Popular maths resource forced to become private company

A subject body has stopped maths hubs from sharing their resources, forcing one academy to open a private company in order to keep offering materials for free.

Maths hubs are no longer there to “produce or promote” resources for schools, according to the National Centre for Excellence in the Teaching of Mathematics (NCETM), which oversees the programme.

Instead, the NCETM will release its own “mastery professional development materials” created with other hubs next month.

Maths hubs were announced in 2014 by then-education minister Liz Truss. There are 35 across the country, intended as models for professional development and good teaching in schools.

One of these, the White Rose maths hub based in the Trinity multi-academy trust in Yorkshire, has produced particularly popular resources, which it claims are used by 90 per cent of primary schools and 30 per cent of secondary schools.

But now Trinity has been forced to create a private company to keep sharing the resources, after other hubs agreed with NCETM that they should only produce materials “collectively”.

The first decision of substance that flowed from that meeting concerned White Rose

An NCETM spokesperson said the Maths Hub Council, which has seven representatives from each region, decided “individual hubs should not produce or promote off-the-shelf, finished-product resources aimed at a wide audience, outside their area of operation”.

Such products “should emerge from the collective work of the entire maths hub network”, so the expertise of all maths hubs could be drawn upon and any materials could be trialled.

“The first decision of substance that flowed from that meeting concerned White Rose,” he said.

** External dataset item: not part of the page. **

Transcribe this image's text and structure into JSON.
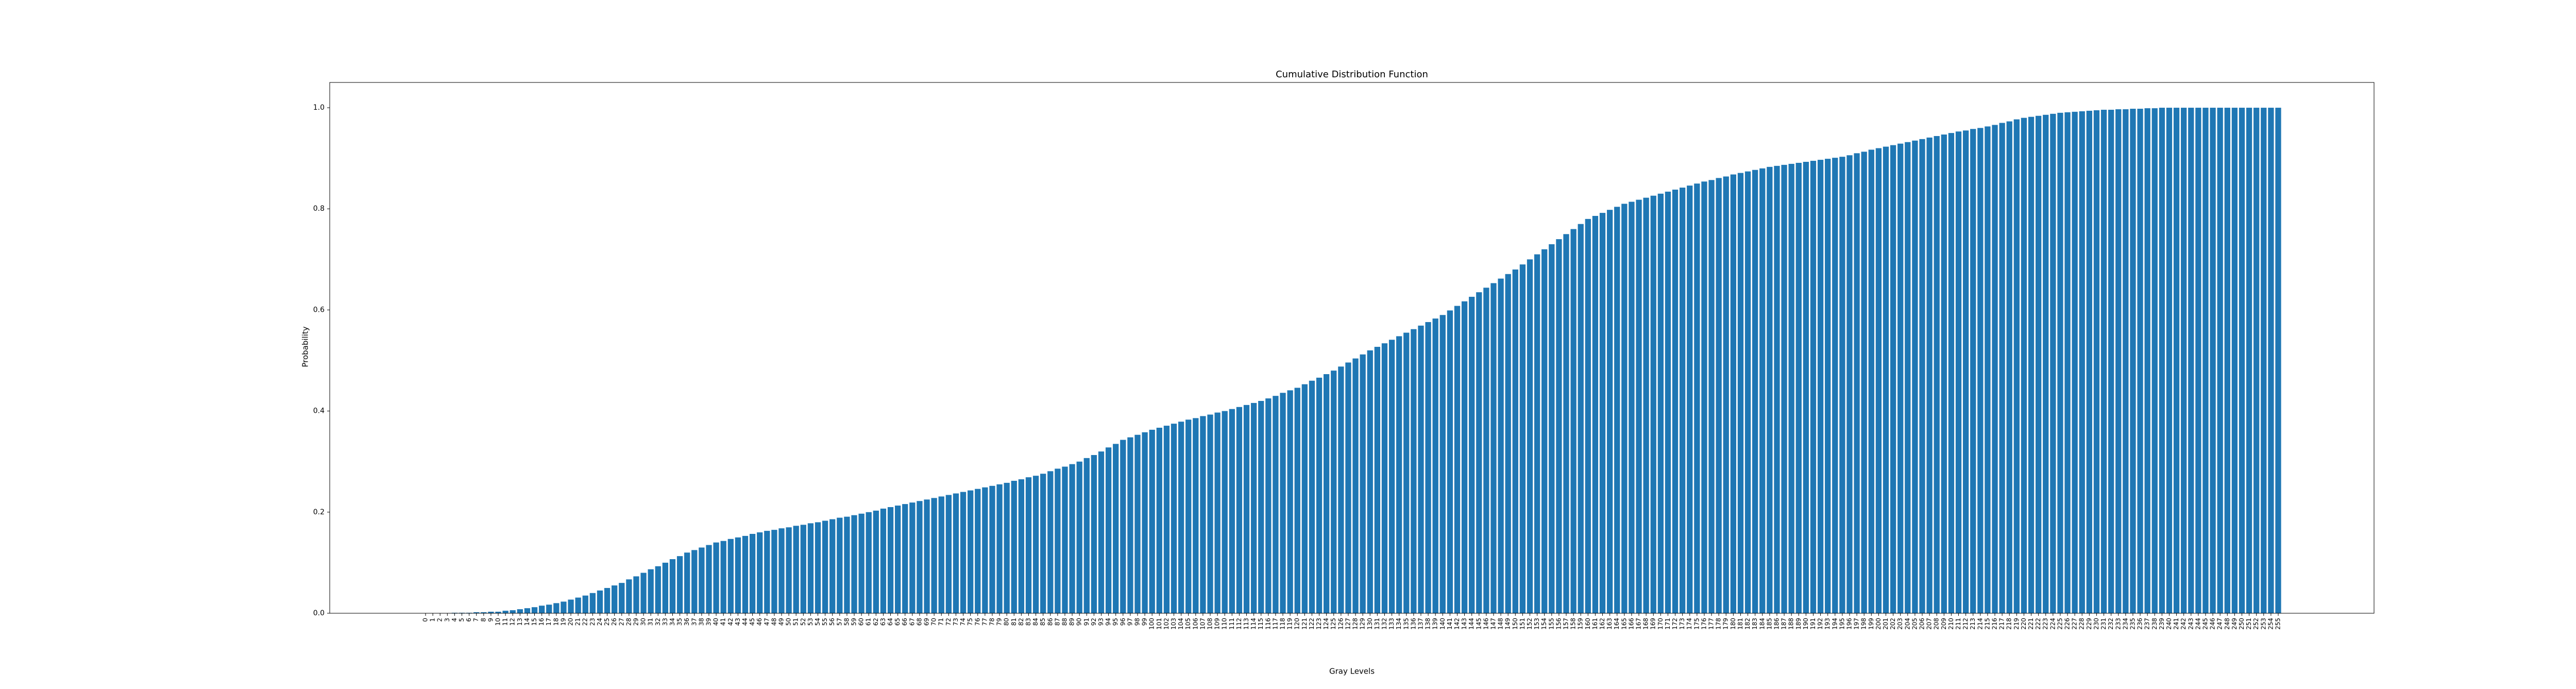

At the meeting, NCETM and Trinity agreed it “would be best” to “separate” White Rose’s resource production from the work of “leading the maths hub”.

NCETM has meanwhile been working with “a number of maths hubs” to pilot professional development materials for primary teachers, which are due to be published in late October.

Companies House reveals that the White Rose Maths Hub Company was incorporated on June 22, and changed its name to the White Rose Education Services, so as to separate it more clearly from the hub, in July. Trinity MAT has also given its maths hub a new name: the West Yorkshire Maths Hub.

The MAT meets the cost of creating the resources by running maths teacher training for up to £178 a day, the trust confirmed to Schools Week.

But a source familiar with maths resources claimed that White Rose Maths is unfairly “benefiting” from the “goodwill of being a maths hub” by incorporating as a company.

The hub’s Facebook page has now become a page for White Rose Maths, transferring its 37,000 followers, they pointed out, and the same is true for its Twitter account.

When hubs were first set up, their initial remit was “very clear” that any funding was to support professional learning and not produce resources, added the source.

But NCETM pointed out that other maths hubs had used their government money to publish free resources in the first year or so of the programme, before switching to fund them from MAT budgets.

The CEO of Trinity MAT told Schools Week the decision to create a company was “taken centrally” after discussion with the Maths Hub Council and NCETM.

“We are now happy that we can get on with these important areas of work, both of which have children’s maths education at their heart,” he said.

But added: “If there is an overwhelming consensus for us to stop doing what we are doing, then we will respect that.”